It began as an attempt to save energy in the face of a massive impending electric-rate increase. But Tami Wilson, 50, and her husband, Randy, 54, soon went much further.
“We didn’t plan all this from the beginning,” says Tami Wilson, showing gray-black solar panels that sprouted last summer on the roof of her house in Harrisburg, Pa. “But step by step, one thing led to another, until we were practically off the grid.”
The Wilsons are pioneers in a brand-new U.S. energy market, one in which households can save money and help the environment by reducing fossil fuel consumption—and actually get paid to do so. In January they likely became the first people in the world to sell what’s called a personal carbon credit.

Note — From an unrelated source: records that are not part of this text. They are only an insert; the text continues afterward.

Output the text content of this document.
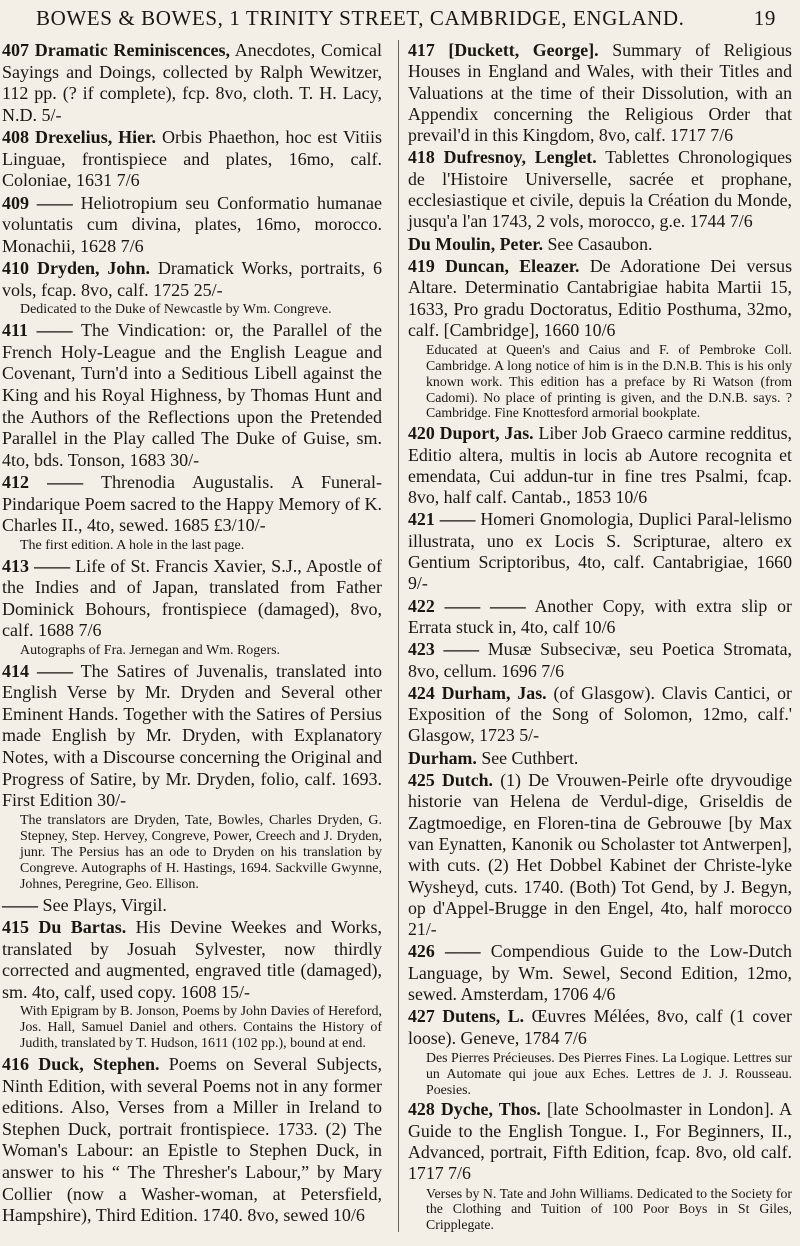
BOWES & BOWES, 1 TRINITY STREET, CAMBRIDGE, ENGLAND.	19
407 Dramatic Reminiscences, Anecdotes, Comical Sayings and Doings, collected by Ralph Wewitzer, 112 pp. (? if complete), fcp. 8vo, cloth. T. H. Lacy, N.D. 5/-
408 Drexelius, Hier. Orbis Phaethon, hoc est Vitiis Linguae, frontispiece and plates, 16mo, calf. Coloniae, 1631 7/6
409 —— Heliotropium seu Conformatio humanae voluntatis cum divina, plates, 16mo, morocco. Monachii, 1628 7/6
410 Dryden, John. Dramatick Works, portraits, 6 vols, fcap. 8vo, calf. 1725 25/-
Dedicated to the Duke of Newcastle by Wm. Congreve.
411 —— The Vindication: or, the Parallel of the French Holy-League and the English League and Covenant, Turn'd into a Seditious Libell against the King and his Royal Highness, by Thomas Hunt and the Authors of the Reflections upon the Pretended Parallel in the Play called The Duke of Guise, sm. 4to, bds. Tonson, 1683 30/-
412 —— Threnodia Augustalis. A Funeral-Pindarique Poem sacred to the Happy Memory of K. Charles II., 4to, sewed. 1685 £3/10/-
The first edition. A hole in the last page.
413 —— Life of St. Francis Xavier, S.J., Apostle of the Indies and of Japan, translated from Father Dominick Bohours, frontispiece (damaged), 8vo, calf. 1688 7/6
Autographs of Fra. Jernegan and Wm. Rogers.
414 —— The Satires of Juvenalis, translated into English Verse by Mr. Dryden and Several other Eminent Hands. Together with the Satires of Persius made English by Mr. Dryden, with Explanatory Notes, with a Discourse concerning the Original and Progress of Satire, by Mr. Dryden, folio, calf. 1693. First Edition 30/-
The translators are Dryden, Tate, Bowles, Charles Dryden, G. Stepney, Step. Hervey, Congreve, Power, Creech and J. Dryden, junr. The Persius has an ode to Dryden on his translation by Congreve. Autographs of H. Hastings, 1694. Sackville Gwynne, Johnes, Peregrine, Geo. Ellison.
—— See Plays, Virgil.
415 Du Bartas. His Devine Weekes and Works, translated by Josuah Sylvester, now thirdly corrected and augmented, engraved title (damaged), sm. 4to, calf, used copy. 1608 15/-
With Epigram by B. Jonson, Poems by John Davies of Hereford, Jos. Hall, Samuel Daniel and others. Contains the History of Judith, translated by T. Hudson, 1611 (102 pp.), bound at end.
416 Duck, Stephen. Poems on Several Subjects, Ninth Edition, with several Poems not in any former editions. Also, Verses from a Miller in Ireland to Stephen Duck, portrait frontispiece. 1733. (2) The Woman's Labour: an Epistle to Stephen Duck, in answer to his “ The Thresher's Labour,” by Mary Collier (now a Washer-woman, at Petersfield, Hampshire), Third Edition. 1740. 8vo, sewed 10/6
417 [Duckett, George]. Summary of Religious Houses in England and Wales, with their Titles and Valuations at the time of their Dissolution, with an Appendix concerning the Religious Order that prevail'd in this Kingdom, 8vo, calf. 1717 7/6
418 Dufresnoy, Lenglet. Tablettes Chronologiques de l'Histoire Universelle, sacrée et prophane, ecclesiastique et civile, depuis la Création du Monde, jusqu'a l'an 1743, 2 vols, morocco, g.e. 1744 7/6
Du Moulin, Peter. See Casaubon.
419 Duncan, Eleazer. De Adoratione Dei versus Altare. Determinatio Cantabrigiae habita Martii 15, 1633, Pro gradu Doctoratus, Editio Posthuma, 32mo, calf. [Cambridge], 1660 10/6
Educated at Queen's and Caius and F. of Pembroke Coll. Cambridge. A long notice of him is in the D.N.B. This is his only known work. This edition has a preface by Ri Watson (from Cadomi). No place of printing is given, and the D.N.B. says. ? Cambridge. Fine Knottesford armorial bookplate.
420 Duport, Jas. Liber Job Graeco carmine redditus, Editio altera, multis in locis ab Autore recognita et emendata, Cui addun-tur in fine tres Psalmi, fcap. 8vo, half calf. Cantab., 1853 10/6
421 —— Homeri Gnomologia, Duplici Paral-lelismo illustrata, uno ex Locis S. Scripturae, altero ex Gentium Scriptoribus, 4to, calf. Cantabrigiae, 1660 9/-
422 —— —— Another Copy, with extra slip or Errata stuck in, 4to, calf 10/6
423 —— Musæ Subsecivæ, seu Poetica Stromata, 8vo, cellum. 1696 7/6
424 Durham, Jas. (of Glasgow). Clavis Cantici, or Exposition of the Song of Solomon, 12mo, calf.' Glasgow, 1723 5/-
Durham. See Cuthbert.
425 Dutch. (1) De Vrouwen-Peirle ofte dryvoudige historie van Helena de Verdul-dige, Griseldis de Zagtmoedige, en Floren-tina de Gebrouwe [by Max van Eynatten, Kanonik ou Scholaster tot Antwerpen], with cuts. (2) Het Dobbel Kabinet der Christe-lyke Wysheyd, cuts. 1740. (Both) Tot Gend, by J. Begyn, op d'Appel-Brugge in den Engel, 4to, half morocco 21/-
426 —— Compendious Guide to the Low-Dutch Language, by Wm. Sewel, Second Edition, 12mo, sewed. Amsterdam, 1706 4/6
427 Dutens, L. Œuvres Mélées, 8vo, calf (1 cover loose). Geneve, 1784 7/6
Des Pierres Précieuses. Des Pierres Fines. La Logique. Lettres sur un Automate qui joue aux Eches. Lettres de J. J. Rousseau. Poesies.
428 Dyche, Thos. [late Schoolmaster in London]. A Guide to the English Tongue. I., For Beginners, II., Advanced, portrait, Fifth Edition, fcap. 8vo, old calf. 1717 7/6
Verses by N. Tate and John Williams. Dedicated to the Society for the Clothing and Tuition of 100 Poor Boys in St Giles, Cripplegate.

Experimenting last spring with ways to save electricity, the Wilsons noticed a local newspaper story about a new company called My Emissions Exchange. The start-up company promised not only to help track energy savings, but to add up the amount of pollution avoided as a result, and sell it as carbon credits in the voluntary U.S. carbon offset market. The Wilsons signed up last year and sold their first offset in January for a whopping $21.50–or just over $17 after My Emissions Exchange took its commission.
Sound strange? It is — in the United States, where companies can emit an unlimited amount of carbon dioxide and other greenhouse gases into the air. Buying carbon credits is an entirely voluntary form of environmental charity. But in places like the European Union that have placed a cap on carbon emissions, carbon credits (not produced by individual households, however) are bought every day. Companies that fail to reduce their own emissions enough to comply with regulations essentially can pay someone else to do it.
This market-based concept, called “cap-and-trade,” could be coming stateside soon. It was part of President Obama’s campaign platform, and while a bill to cap carbon emissions is stalled in the U.S. Senate, proponents say they’ll keep pushing until Congress passes a law to fight global warming.
But it wasn’t this big picture–global energy markets and climate change–that motivated the Wilsons to begin making alternate energy plans early last year. They were simply focused on what they’d been hearing for months from their local electric company.
For well over a decade, state-ordered rate caps shielded 1.4 million Pennsylvania residents from the steadily rising cost of power as global demand grew. Through 2009, customers of PPL Electric Utilities essentially paid 1990s prices for their electricity, the Allentown, Pa.-based company says. But the rate caps were set to expire on Dec. 31, and the company told its customers to brace for a 30 percent increase.
The Wilsons decided to act. Randy had just retired from the accounts department at a local health insurer, and the couple was also trying to grow a home business. The thought of digging into their pockets to pay 30 percent more than their usual $100 monthly electric bill held little appeal.
They started in the spring of 2009 with the simplest measure they knew—replacing incandescent bulbs with compact fluorescents, which use up to 75 percent less electricity than an equally bright traditional bulb.
“Next, we started looking at other things and noticed we were leaving computers on all the time even though they didn’t always need to be on,” Randy Wilson says.
Then the Wilsons started getting serious, purchasing a $25 device called a Kill A Watt that they could hook up to electrical appliances to find out how much energy each was using, or wasting when not in use. They began habitually unplugging unused electrical devices, and got rid of their son’s heated waterbed.
They began watching thermostat settings and moderating their use of energy-guzzling appliances. “I have what you might call a hybrid clothes dryer,” Tami Wilson says.